Friday, April 16, 2021

Computer Wimp Forever!

I started saving for my first computer when I was a freshman in high school in 1978. My friend introduced me to playing simple Star Trek games on the school VAX. He taught me BASIC so we could go to our local Radio Shack and torture the salesmen by programming infinite loops into the TRS (we called them trash)-80s. 

I was hooked. When my school purchased Apple IIe computers, I started playing with simple programs to create animations and do simple data processing. I wanted one of these! 

By the time I got to college, I was still saving for my own computer. No one in my dorm had a personal computer. My first programming courses made me use cards and sent me to the sub-basement of the tech building to run them. I knew there were other approaches. 

Finally, a friend gave me the first issue of MacWorld and suggested that, instead of an Apple IIe, I might want to buy the brand new Macintosh. Almost simultaneously, our college made an agreement with Apple and student prices for the tiny personal computer made it time to spend my savings. Of course, there was an eight-month wait. I plunked down my savings and bought my first Mac in 1984! 

In some ways, I was quite different than who I am today. However, my desire to research the hell out of everything was already in place before I turned twenty. So even before I had my computer, I was reading books about personal computing, programs (not yet called “applications”), and the still infant concept of communicating with other computers via a telephonic connection called a modem. 

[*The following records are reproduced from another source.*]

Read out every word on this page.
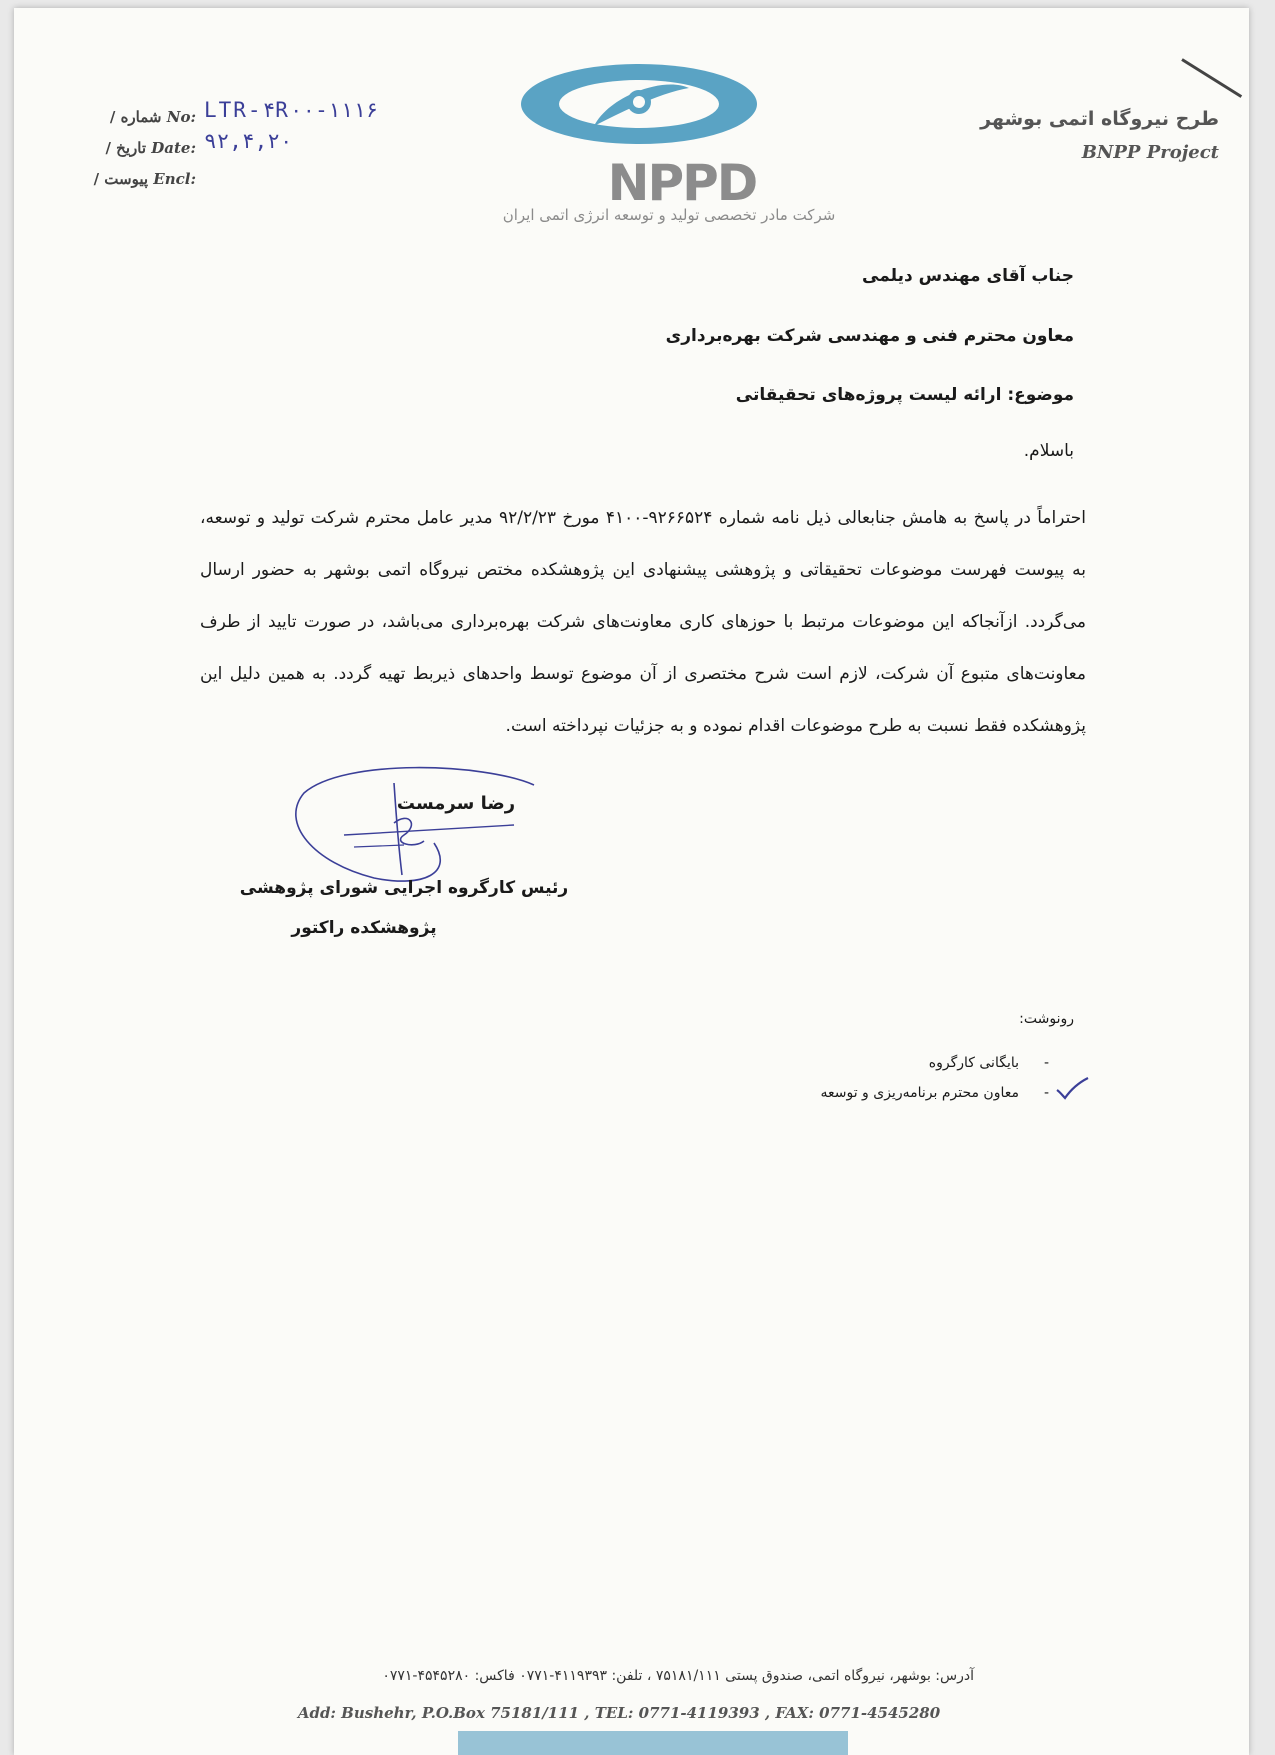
/ شماره No: LTR-۴R۰۰-۱۱۱۶
/ تاریخ Date: ۹۲,۴,۲۰
/ پیوست Encl:	NPPD
شرکت مادر تخصصی تولید و توسعه انرژی اتمی ایران
طرح نیروگاه اتمی بوشهر
BNPP Project
جناب آقای مهندس دیلمی
معاون محترم فنی و مهندسی شرکت بهره‌برداری
موضوع: ارائه لیست پروژه‌های تحقیقاتی
باسلام.
احتراماً در پاسخ به هامش جنابعالی ذیل نامه شماره ۹۲۶۶۵۲۴-۴۱۰۰ مورخ ۹۲/۲/۲۳ مدیر عامل محترم شرکت تولید و توسعه، به پیوست فهرست موضوعات تحقیقاتی و پژوهشی پیشنهادی این پژوهشکده مختص نیروگاه اتمی بوشهر به حضور ارسال می‌گردد. ازآنجاکه این موضوعات مرتبط با حوزهای کاری معاونت‌های شرکت بهره‌برداری می‌باشد، در صورت تایید از طرف معاونت‌های متبوع آن شرکت، لازم است شرح مختصری از آن موضوع توسط واحدهای ذیربط تهیه گردد. به همین دلیل این پژوهشکده فقط نسبت به طرح موضوعات اقدام نموده و به جزئیات نپرداخته است.
رضا سرمست
رئیس کارگروه اجرایی شورای پژوهشی
پژوهشکده راکتور
رونوشت:
-
بایگانی کارگروه
-
معاون محترم برنامه‌ریزی و توسعه
آدرس: بوشهر، نیروگاه اتمی، صندوق پستی ۷۵۱۸۱/۱۱۱ ، تلفن: ۴۱۱۹۳۹۳-۰۷۷۱ فاکس: ۴۵۴۵۲۸۰-۰۷۷۱
Add: Bushehr, P.O.Box 75181/111 , TEL: 0771-4119393 , FAX: 0771-4545280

My favorite guide and the book that became my bible was called Computer Wimp by John Bear. The subtitle was “166 things I wish I had known before I bought my first COMPUTER!” I would quote Dr. Bear to my parents, friends, and family when they questioned me about this “computer business.” 

Bear introduced me to the idea of buying a computer based on the software rather than the hardware. He talked me out of my “but wait” paralysis that some better and cheaper computer or program would appear on the market as soon as I purchased something. 

Bear’s writing style was accessible and his tone was light. The book didn’t take the heavy technical approach that many people used when they learned the amount of money and time I was spending on my computer. 

Computer Wimp made me a backup fanatic. This lesson has saved me, my grade, my work, my class, my students, and my sanity. I became a back-up-alholic! Recently, my computer crashed and my multilayered backups made the recovery nearly painless! 

More than the list of lessons, the book suggested that computers were not going to be the exclusive domain of engineers. Communications majors like me could make good use of them. Bear didn’t get everything exactly right. He thought that, “The free standing computer may fade away as small computers are built into various household tools and appliances.” He was partly correct. He didn’t predict the rise of the Internet, but he gave me the tools to find it myself. 

Computer Wimp was my starting point. It was the beginning of a lifelong computer connection. My little Mac followed me through college. By the time I got to senior year, I had an account on both Compuserve and America Online. One winter break, I blew the lid off my roommates’ and my phone bill with all of my online time. Going online at that time meant tying up the phone line and being charged by the phone company by the minute. It was easy to overspend. Who knew that I’d spend so much discussing Star Trek with people all over the world! 

I became a personal computer person. I became the computer wimp! I upgraded that old Mac and moved on to the MacPlus and to a PowerBook (which I still have), eMacs, iMacs, Macbooks, and Macbook Airs. I have used other types of personal computers both at home and at school, but I have found PCs (I call them pieces of c) far less human-friendly to this computer wimp than my Macs. 

Computer Wimp introduced me to the questions, issues, and attitudes that have shaped me as a computer user. Although I did not become an engineer or programmer (yet), my computers have been an integral piece of my teaching and my life. I can’t imagine working without them. 

Call me a nerd, a geek, or some other fine term of endearment, my love for computers can be traced back to my dear high school friend’s intervention and the wonderful writing of John Bear. I will forever be a computer wimp!

1 comment:

Mike Lippitz said...

The Mac was also my first computer, though I was lucky to receive it as a college graduation gift. When I started working at Hewlett Packard, I'd antagonize my management by bringing in graphics from MacPaint rather than using the MSFT/Intel HP machine at my desk.

Also tried my hand at programming a DEC VAX in high school, but mostly played an ancient computer game I think involving shooting at spaceships on a grid--perhaps something like BattleShip--where the output of each move printed out on dot matrix, fan-fold continuous paper sheets.